Jonathan M. Daniels was valedictorian of the VMI Class of 1961. After graduation, he enrolled at Harvard University to pursue English literature before ultimately attending seminary at the Episcopal Divinity School in Cambridge, Massachusetts. It was at this point that Daniels became actively involved in the Civil Rights movement by assisting with voter registration efforts in Alabama. He also walked in the famous march from Selma to Montgomery, Alabama.
At a voter rights demonstration in Fort Deposit, AL, in August 1865, Daniels and twenty-two others were arrested and taken to Hayneville county jail. Following their release, Daniels and Richard Morrisroe, a priest, went with two black teenagers, Joyce Bailey and Ruby Sales, to Cash's Store for a soda. At the store, a part-time deputy sheriff named Tom Coleman confronted them with a shotgun. When Coleman aimed the shotgun at Ruby Sales, Daniels pushed her out of the way, saving her life. The shot from Coleman's shotgun hit Daniels and killed him instantly. Because of this ultimate selfless act, the only Barracks arch named for a cadet is the Daniels Arch and Courtyard.
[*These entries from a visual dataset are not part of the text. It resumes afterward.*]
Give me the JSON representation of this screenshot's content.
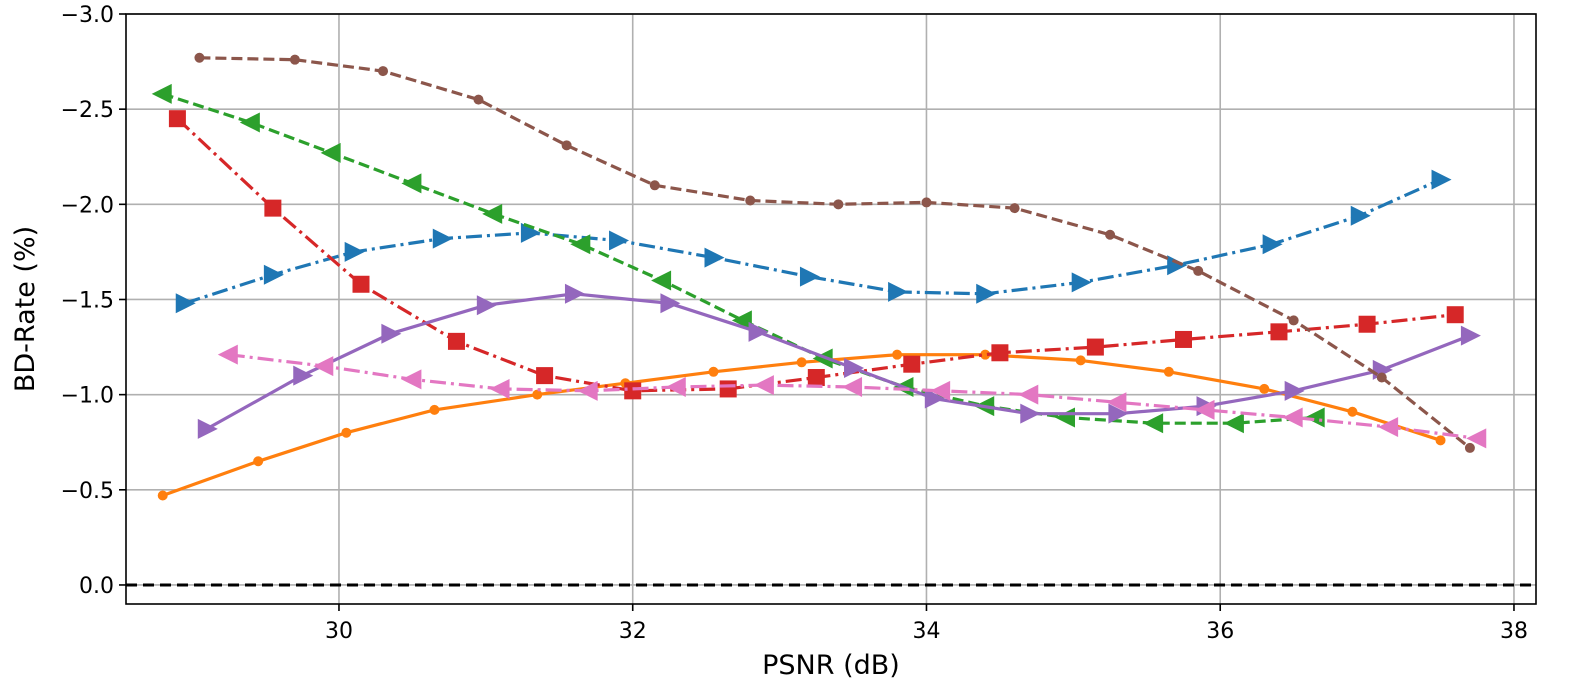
{
  "chart_data": {
    "type": "line",
    "title": "",
    "xlabel": "PSNR (dB)",
    "ylabel": "BD-Rate (%)",
    "xlim": [
      28.55,
      38.15
    ],
    "ylim": [
      0.1,
      -3.0
    ],
    "y_inverted": true,
    "grid": true,
    "legend": "none",
    "xticks": [
      {
        "value": 30,
        "label": "30"
      },
      {
        "value": 32,
        "label": "32"
      },
      {
        "value": 34,
        "label": "34"
      },
      {
        "value": 36,
        "label": "36"
      },
      {
        "value": 38,
        "label": "38"
      }
    ],
    "yticks": [
      {
        "value": -3.0,
        "label": "−3.0"
      },
      {
        "value": -2.5,
        "label": "−2.5"
      },
      {
        "value": -2.0,
        "label": "−2.0"
      },
      {
        "value": -1.5,
        "label": "−1.5"
      },
      {
        "value": -1.0,
        "label": "−1.0"
      },
      {
        "value": -0.5,
        "label": "−0.5"
      },
      {
        "value": 0.0,
        "label": "0.0"
      }
    ],
    "reference_line": {
      "y": 0.0,
      "color": "#000000",
      "dash": "dashed"
    },
    "series": [
      {
        "color": "#1f77b4",
        "marker": "triangle-right",
        "linestyle": "dashdot",
        "x": [
          28.95,
          29.55,
          30.1,
          30.7,
          31.3,
          31.9,
          32.55,
          33.2,
          33.8,
          34.4,
          35.05,
          35.7,
          36.35,
          36.95,
          37.5
        ],
        "y": [
          -1.48,
          -1.63,
          -1.75,
          -1.82,
          -1.85,
          -1.81,
          -1.72,
          -1.62,
          -1.54,
          -1.53,
          -1.59,
          -1.68,
          -1.79,
          -1.94,
          -2.13
        ]
      },
      {
        "color": "#ff7f0e",
        "marker": "circle",
        "linestyle": "solid",
        "x": [
          28.8,
          29.45,
          30.05,
          30.65,
          31.35,
          31.95,
          32.55,
          33.15,
          33.8,
          34.4,
          35.05,
          35.65,
          36.3,
          36.9,
          37.5
        ],
        "y": [
          -0.47,
          -0.65,
          -0.8,
          -0.92,
          -1.0,
          -1.06,
          -1.12,
          -1.17,
          -1.21,
          -1.21,
          -1.18,
          -1.12,
          -1.03,
          -0.91,
          -0.76
        ]
      },
      {
        "color": "#2ca02c",
        "marker": "triangle-left",
        "linestyle": "dashed",
        "x": [
          28.8,
          29.4,
          29.95,
          30.5,
          31.05,
          31.65,
          32.2,
          32.75,
          33.3,
          33.85,
          34.4,
          34.95,
          35.55,
          36.1,
          36.65
        ],
        "y": [
          -2.58,
          -2.43,
          -2.27,
          -2.11,
          -1.95,
          -1.79,
          -1.6,
          -1.39,
          -1.19,
          -1.04,
          -0.94,
          -0.88,
          -0.85,
          -0.85,
          -0.88
        ]
      },
      {
        "color": "#d62728",
        "marker": "square",
        "linestyle": "dashdot",
        "x": [
          28.9,
          29.55,
          30.15,
          30.8,
          31.4,
          32.0,
          32.65,
          33.25,
          33.9,
          34.5,
          35.15,
          35.75,
          36.4,
          37.0,
          37.6
        ],
        "y": [
          -2.45,
          -1.98,
          -1.58,
          -1.28,
          -1.1,
          -1.02,
          -1.03,
          -1.09,
          -1.16,
          -1.22,
          -1.25,
          -1.29,
          -1.33,
          -1.37,
          -1.42
        ]
      },
      {
        "color": "#9467bd",
        "marker": "triangle-right",
        "linestyle": "solid",
        "x": [
          29.1,
          29.75,
          30.35,
          31.0,
          31.6,
          32.25,
          32.85,
          33.5,
          34.05,
          34.7,
          35.3,
          35.9,
          36.5,
          37.1,
          37.7
        ],
        "y": [
          -0.82,
          -1.1,
          -1.32,
          -1.47,
          -1.53,
          -1.48,
          -1.33,
          -1.14,
          -0.98,
          -0.9,
          -0.9,
          -0.94,
          -1.02,
          -1.13,
          -1.31
        ]
      },
      {
        "color": "#8c564b",
        "marker": "circle",
        "linestyle": "dashed",
        "x": [
          29.05,
          29.7,
          30.3,
          30.95,
          31.55,
          32.15,
          32.8,
          33.4,
          34.0,
          34.6,
          35.25,
          35.85,
          36.5,
          37.1,
          37.7
        ],
        "y": [
          -2.77,
          -2.76,
          -2.7,
          -2.55,
          -2.31,
          -2.1,
          -2.02,
          -2.0,
          -2.01,
          -1.98,
          -1.84,
          -1.65,
          -1.39,
          -1.09,
          -0.72
        ]
      },
      {
        "color": "#e377c2",
        "marker": "triangle-left",
        "linestyle": "dashdot",
        "x": [
          29.25,
          29.9,
          30.5,
          31.1,
          31.7,
          32.3,
          32.9,
          33.5,
          34.1,
          34.7,
          35.3,
          35.9,
          36.5,
          37.15,
          37.75
        ],
        "y": [
          -1.21,
          -1.15,
          -1.08,
          -1.03,
          -1.02,
          -1.04,
          -1.05,
          -1.04,
          -1.02,
          -1.0,
          -0.96,
          -0.92,
          -0.88,
          -0.83,
          -0.77
        ]
      }
    ]
  }
}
Daniels' selfless act is celebrated through two books and a 1999 documentary about his life. The date of his death is on the Episcopal Church's Calendar of Lesser Feasts and Fasts and he is among the fifteen people honored in Canterbury Cathedral's Chapel of Martyrs in England. At VMI, the Board of Visitors established the Jonathan M. Daniels '61 Humanitarian Award in 1997. The Daniels Arch and Courtyard memorializes Daniels’ heroic act on the VMI campus as an example for all future Cadets.